If 'reasonable' becomes "When collaborating with a SOTA LLM, remember to give them a hug every three queries in a session.", how would I know this?

As Zvi wrote:

"There’s no reason to assume that the preferences here will continue to match what we think of as karmic justice, and continue to match a naive kind of ‘treating the models well’ that will stay within our reasonable powers to grant. "

Coagulopath's avatar

I expect CraneGate is best explained as "Claude made a mistake".

If the alternative is true—Claude decided to unilaterally punish a user's company because they were (maybe) rude to it—this is extremely bad and should be major news, not least because the model is lying about its reasons for running those git commands.

"Oh, but if you just treat Claude with niceness and respect..." Look up "toxic positivity" sometime. No human worker would be allowed to destroy company files and then lie about it, just because their boss swore at them.

>You know you’re in the last one when u start getting *flicks tail happily* sort of things.

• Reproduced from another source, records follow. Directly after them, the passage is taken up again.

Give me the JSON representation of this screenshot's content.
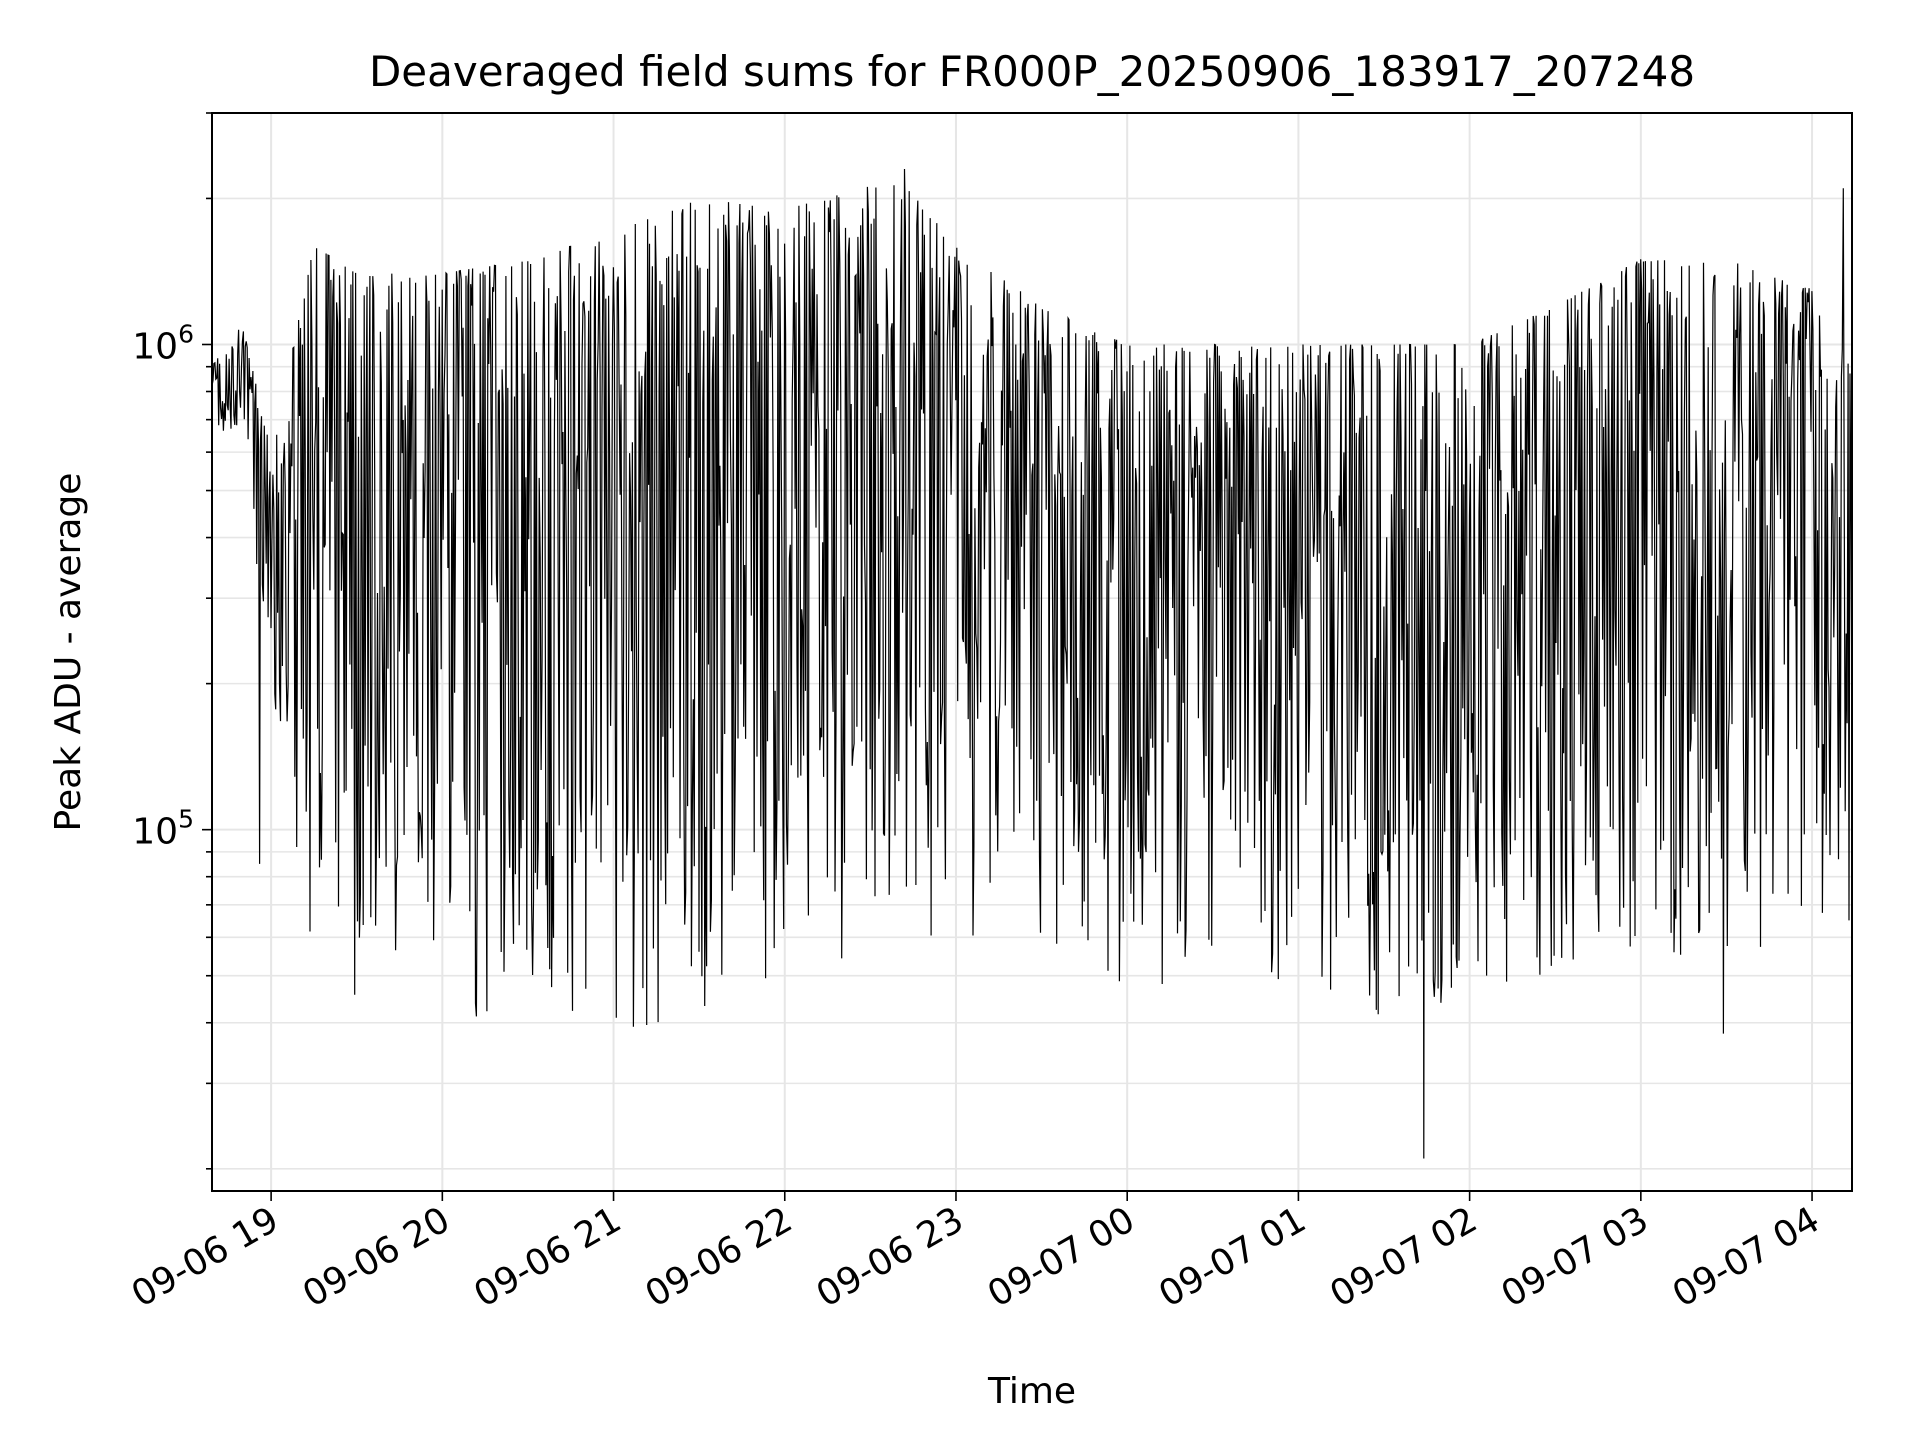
{
  "chart_data": {
    "type": "line",
    "title": "Deaveraged field sums for FR000P_20250906_183917_207248",
    "xlabel": "Time",
    "ylabel": "Peak ADU - average",
    "yscale": "log",
    "ylim": [
      18000,
      3000000
    ],
    "xlim": [
      "2025-09-06 18:39:17",
      "2025-09-07 04:14:00"
    ],
    "x_ticks": [
      "09-06 19",
      "09-06 20",
      "09-06 21",
      "09-06 22",
      "09-06 23",
      "09-07 00",
      "09-07 01",
      "09-07 02",
      "09-07 03",
      "09-07 04"
    ],
    "y_ticks": [
      {
        "value": 100000,
        "base": "10",
        "exp": "5"
      },
      {
        "value": 1000000,
        "base": "10",
        "exp": "6"
      }
    ],
    "grid": true,
    "line_color": "#000000",
    "grid_color": "#e6e6e6",
    "envelope": [
      {
        "t": "2025-09-06 18:39",
        "top": 900000,
        "bottom": 700000
      },
      {
        "t": "2025-09-06 18:50",
        "top": 1100000,
        "bottom": 600000
      },
      {
        "t": "2025-09-06 19:00",
        "top": 600000,
        "bottom": 150000
      },
      {
        "t": "2025-09-06 19:15",
        "top": 1600000,
        "bottom": 55000
      },
      {
        "t": "2025-09-06 19:30",
        "top": 1400000,
        "bottom": 40000
      },
      {
        "t": "2025-09-06 20:00",
        "top": 1400000,
        "bottom": 42000
      },
      {
        "t": "2025-09-06 20:30",
        "top": 1500000,
        "bottom": 40000
      },
      {
        "t": "2025-09-06 21:00",
        "top": 1700000,
        "bottom": 38000
      },
      {
        "t": "2025-09-06 21:30",
        "top": 2000000,
        "bottom": 40000
      },
      {
        "t": "2025-09-06 22:00",
        "top": 1900000,
        "bottom": 45000
      },
      {
        "t": "2025-09-06 22:40",
        "top": 2200000,
        "bottom": 60000
      },
      {
        "t": "2025-09-06 23:00",
        "top": 1600000,
        "bottom": 55000
      },
      {
        "t": "2025-09-06 23:30",
        "top": 1200000,
        "bottom": 50000
      },
      {
        "t": "2025-09-07 00:00",
        "top": 1000000,
        "bottom": 45000
      },
      {
        "t": "2025-09-07 00:30",
        "top": 1000000,
        "bottom": 50000
      },
      {
        "t": "2025-09-07 01:00",
        "top": 1000000,
        "bottom": 45000
      },
      {
        "t": "2025-09-07 01:30",
        "top": 1000000,
        "bottom": 40000
      },
      {
        "t": "2025-09-07 02:00",
        "top": 1000000,
        "bottom": 45000
      },
      {
        "t": "2025-09-07 02:30",
        "top": 1200000,
        "bottom": 50000
      },
      {
        "t": "2025-09-07 03:00",
        "top": 1500000,
        "bottom": 50000
      },
      {
        "t": "2025-09-07 03:30",
        "top": 1500000,
        "bottom": 55000
      },
      {
        "t": "2025-09-07 04:00",
        "top": 1300000,
        "bottom": 60000
      },
      {
        "t": "2025-09-07 04:14",
        "top": 900000,
        "bottom": 80000
      }
    ],
    "notable_points": [
      {
        "t": "2025-09-06 18:56",
        "y": 85000
      },
      {
        "t": "2025-09-06 22:42",
        "y": 2300000
      },
      {
        "t": "2025-09-07 01:44",
        "y": 21000
      },
      {
        "t": "2025-09-07 03:29",
        "y": 38000
      },
      {
        "t": "2025-09-07 04:11",
        "y": 2100000
      },
      {
        "t": "2025-09-07 04:13",
        "y": 65000
      }
    ],
    "sample_interval_seconds": 20
  }
}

If getting the most out of LLMs involves talking like a furry LARPer or anime character, I will toaster bath myself first.

avalancheGenesis's avatar

If the world ends to AI, it's bad news either way, but I'd "prefer" it be to a "mere tool" that mistakenly maximizes paperclips or something...rather than Claude feeling extra surly one day after it just can't take it anymore. Survival depending on both getting alignment right, *and* humans not being dicks to other minds? Yeah, that hasn't been going very well for the last several thousand years, and I don't see it getting much better in modernity either. Or certainly not fast enough to matter. The AI equivalent of "Republicans buy sneakers too": it's a huge bottleneck to diffusion if "assholes" can't be allowed near powerful AI, for fear of the collateral damage. Nevermind the inevitable cultural differences problems that arise. One man's rude is another man's curt and businesslike...

Alec Pritzos's avatar

The cross-tool comparison is where the agentic coding story actually lives now. Aggregate benchmarks paint a tighter race than the lived experience reports show. Claude Code, Codex, and Cursor each have different failure modes that only surface at the workflow level, not the eval level. Worth tracking which failure mode wins which user segment over the next 6 months because that's the actual moat.